Kimseye benim gibi yapın demiyorum, diyemem de... İnsan tecrübeleri, öncelikleri ve meselelerin yakıcılıkları bu derece farklıyken tep tip bir tepki ortaya koymanın hayal ürünü olacağının farkındayım. Ama işsiz öğretmen adaylarının, işsiz işçi adaylarından hiçbir farkı olmadığını, bir sektörü ayakta tutacak yedek iş gücü olduklarını ve mevcut çalışma koşullarından rahatsız oldukları halde işsiz adayların çokluğundan ötürü işini kaybetme korkusuyla sessiz kalan çoğunluğun sesini bastıran en önemli etmen olduklarının bilincinde olmalarını dileyebilirim kendilerinden.

Ceyda Cansu Denker (25) isimli arkadaşımızın trajik ölümü kaç kişide travmatik bir acı hissi yarattı bilemem; ama benim dershaneden aldığım teklifi reddetmemin en önemli sebebi olduğunu söyleyebilirim. Kendisi belki de apolitik gençlik kervanının bir üyesiydi ve hatta politik tavır alan statüdaşlarıyla siyasi-politik karşıtlık içerisinde dahi olabilirdi; onu önemli kılan şey her şeyden öte “insanca yaşamak” için aldığı eğitimin karşılığının piyasa koşullarınca belirlenemeyecek kadar değerli olduğun altını çizmesiydi. Eğitimin ticarileşmesi, yukarıda ifade etmeye çalıştığım bazı kavramları doğurmakla birlikte, bu arkadaşımızda olduğu gibi travmatik sonuçlara da yol açmaktadır. Devlet bu ayıbıyla yüzleşmek ve yurttaşlarına insanca yaşamanın kanallarını açmak zorundadır. Bunu isteyerek ve severek yapmayacağı çok açık. Çünkü, yukarıda da özetlediğimi sanıyorum, dershane sistemi, resmi eğitim sisteminin tamamlayıcısı vazifesi görmekte, hem eğitim sistemindeki bozukluğun sebebi hem de sonucu olmaktadır. Acaba kaç okul müdürünün dershane bağlantıları var? Ya da öğretmenlerin?!. Yukarıda birileri el sıkışmış da aşağıdakiler bundan habersiz kendileri hakkında verilen fermanı uygulamaktalar sanki...

Bu gibi olayların sıkça yaşanmasını istemiyorsak elimizin taşın altında ezilebilme ihtimalini göze almalıyız. Acı çekmek, eğer mutlu bir yarın için isteyerek ve bilerek yani özgür iradeyle yaşanıyorsa, er ya da geç mutluluk getirecektir.
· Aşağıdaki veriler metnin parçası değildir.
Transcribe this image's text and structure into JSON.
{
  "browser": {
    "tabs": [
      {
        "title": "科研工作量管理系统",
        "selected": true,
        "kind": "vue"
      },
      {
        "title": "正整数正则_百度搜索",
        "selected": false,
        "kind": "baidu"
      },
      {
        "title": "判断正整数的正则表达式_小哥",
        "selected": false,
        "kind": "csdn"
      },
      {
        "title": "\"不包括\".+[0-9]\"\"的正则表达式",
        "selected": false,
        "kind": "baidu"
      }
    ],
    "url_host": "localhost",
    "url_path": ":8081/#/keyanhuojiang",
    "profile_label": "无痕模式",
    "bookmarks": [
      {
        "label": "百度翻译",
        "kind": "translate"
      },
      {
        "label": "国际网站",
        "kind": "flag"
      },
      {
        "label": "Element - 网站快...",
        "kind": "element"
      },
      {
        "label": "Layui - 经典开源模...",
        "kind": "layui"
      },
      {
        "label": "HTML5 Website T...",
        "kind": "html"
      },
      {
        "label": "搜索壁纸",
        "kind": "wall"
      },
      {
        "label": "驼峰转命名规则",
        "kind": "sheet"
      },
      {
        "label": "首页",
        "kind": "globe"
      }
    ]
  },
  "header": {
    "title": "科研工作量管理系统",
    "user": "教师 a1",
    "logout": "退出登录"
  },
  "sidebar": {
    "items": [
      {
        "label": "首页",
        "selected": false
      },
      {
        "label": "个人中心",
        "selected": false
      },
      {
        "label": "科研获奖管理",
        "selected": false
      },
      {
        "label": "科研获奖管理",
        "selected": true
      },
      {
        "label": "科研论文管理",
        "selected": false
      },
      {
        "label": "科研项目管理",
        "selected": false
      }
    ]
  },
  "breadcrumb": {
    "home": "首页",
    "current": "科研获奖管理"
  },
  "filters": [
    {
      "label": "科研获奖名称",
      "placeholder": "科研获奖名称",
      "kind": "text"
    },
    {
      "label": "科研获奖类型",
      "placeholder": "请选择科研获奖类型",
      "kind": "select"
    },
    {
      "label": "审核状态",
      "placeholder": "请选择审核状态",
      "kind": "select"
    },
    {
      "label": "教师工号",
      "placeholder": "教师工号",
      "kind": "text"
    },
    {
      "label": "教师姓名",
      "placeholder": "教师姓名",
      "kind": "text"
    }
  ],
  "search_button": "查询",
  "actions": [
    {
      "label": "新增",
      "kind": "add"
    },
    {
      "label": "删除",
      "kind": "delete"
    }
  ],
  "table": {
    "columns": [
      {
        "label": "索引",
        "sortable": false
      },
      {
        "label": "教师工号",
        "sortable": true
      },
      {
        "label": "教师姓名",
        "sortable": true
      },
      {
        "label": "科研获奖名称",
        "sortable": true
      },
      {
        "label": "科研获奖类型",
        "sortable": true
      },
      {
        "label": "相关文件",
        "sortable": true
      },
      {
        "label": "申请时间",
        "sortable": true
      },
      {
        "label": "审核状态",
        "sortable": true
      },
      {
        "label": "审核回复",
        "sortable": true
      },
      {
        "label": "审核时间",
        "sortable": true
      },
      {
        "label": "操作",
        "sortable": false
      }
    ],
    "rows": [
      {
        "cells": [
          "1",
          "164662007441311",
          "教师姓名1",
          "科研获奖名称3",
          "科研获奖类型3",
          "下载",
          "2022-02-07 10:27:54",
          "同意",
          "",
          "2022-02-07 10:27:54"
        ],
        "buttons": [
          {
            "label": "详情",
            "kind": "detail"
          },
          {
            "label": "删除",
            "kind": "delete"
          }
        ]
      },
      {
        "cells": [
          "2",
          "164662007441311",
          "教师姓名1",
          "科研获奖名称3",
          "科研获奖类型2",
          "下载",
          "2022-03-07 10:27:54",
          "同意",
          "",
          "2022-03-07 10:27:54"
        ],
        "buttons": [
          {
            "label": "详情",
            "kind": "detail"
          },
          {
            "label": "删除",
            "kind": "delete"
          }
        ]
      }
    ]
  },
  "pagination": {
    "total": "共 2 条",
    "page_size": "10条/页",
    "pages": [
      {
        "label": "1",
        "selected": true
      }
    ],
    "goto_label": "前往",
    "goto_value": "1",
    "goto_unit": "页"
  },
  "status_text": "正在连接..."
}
Oysa her türlü mücadele alanından giderek soyutlanan (sanal âlem gibi sanallaşan) insanlar, edilgen olarak kendilerine dayatılan veya kendileri için yeterli görünenle yetinmek ve her daim kendi onurunun sermayesinden (cepten) yiyerek kendini tüketecektir. Onurlu bir gelecek ve başka bir dünya mümkün! Yeter ki görmek isteyelim.